As far as the lawn goes, at the very beginning of our divorce my ex-husband would come over to the house and mow the lawn once a week. However, it always seemed like things ended up with us getting into an argument before he left. After about the third argument, I decided there would not be a forth. So I got out there early one morning, started up that old Honda mower and took care of the yard work myself. Then I called him up and told him he did not need to come over later that day to do the lawn or any of the yard work. I had already taken care of it.

I continued doing the yard work every week for over two years until the house sold.

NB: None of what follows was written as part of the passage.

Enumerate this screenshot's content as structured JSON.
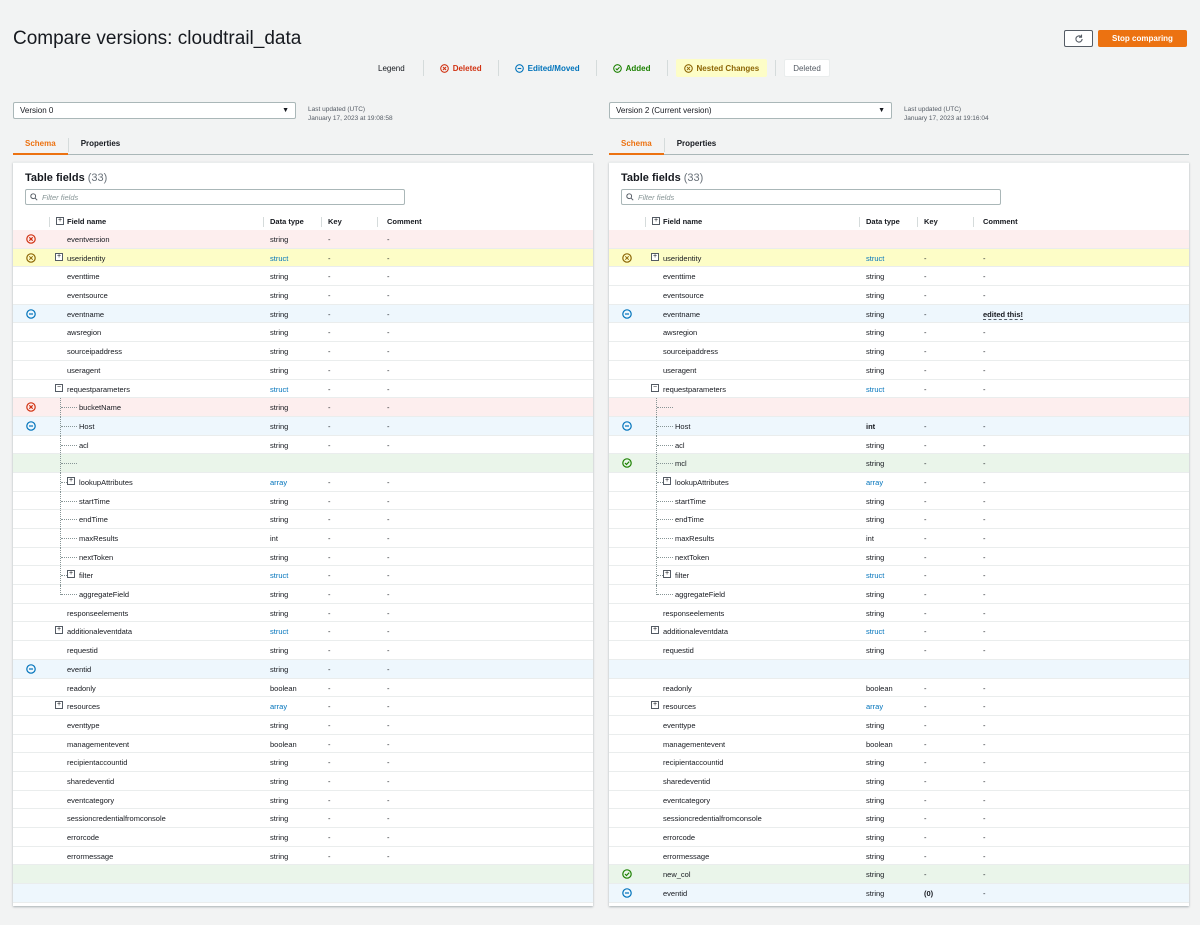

The biggest reward was proving to myself that I could maintained everything around the house, inside and out including the pool. My efforts did not go unrecognized by my ex either. After about a year of me doing all the work myself, he did say that I was keeping things up very nicely. I even got to keep the Honda lawn mower without a peep of debate from him.


----------



## JustAGirl (Oct 1, 2010)

brighterlight said:


> Thanks JAG, I needed that. Seems like eveywhere I turn, the only time I can find peace is either by myself or with my daughter and my son-in-law.


Too bad I wasn't closer....
I'm part Seminole, Cherokee and Crow Indian....
Maybe I could do a rain dance for ya? LOL
Wouldn't that be funny?? 

SMILE! Makes everyone wonder what you're up to!


----------



## HurtinginTN (Feb 22, 2011)

TotoWeRNotInKansasAnymore said:


> I take my son to purchase a card and small gift for his dad’s birthday, Father’s Day and Christmas. I feel it is the right thing to do until my son is old enough to manage those things on his own.



Yes, I will do that as well until the kids are older at least. I believe OP's kids are grown or near-grown, though. In that case, I don't believe I would do anything for the ex's birthdays, etc.


----------



## whatonearthnow (Aug 20, 2011)

happy to offer a manly (((((bear hug)))))


----------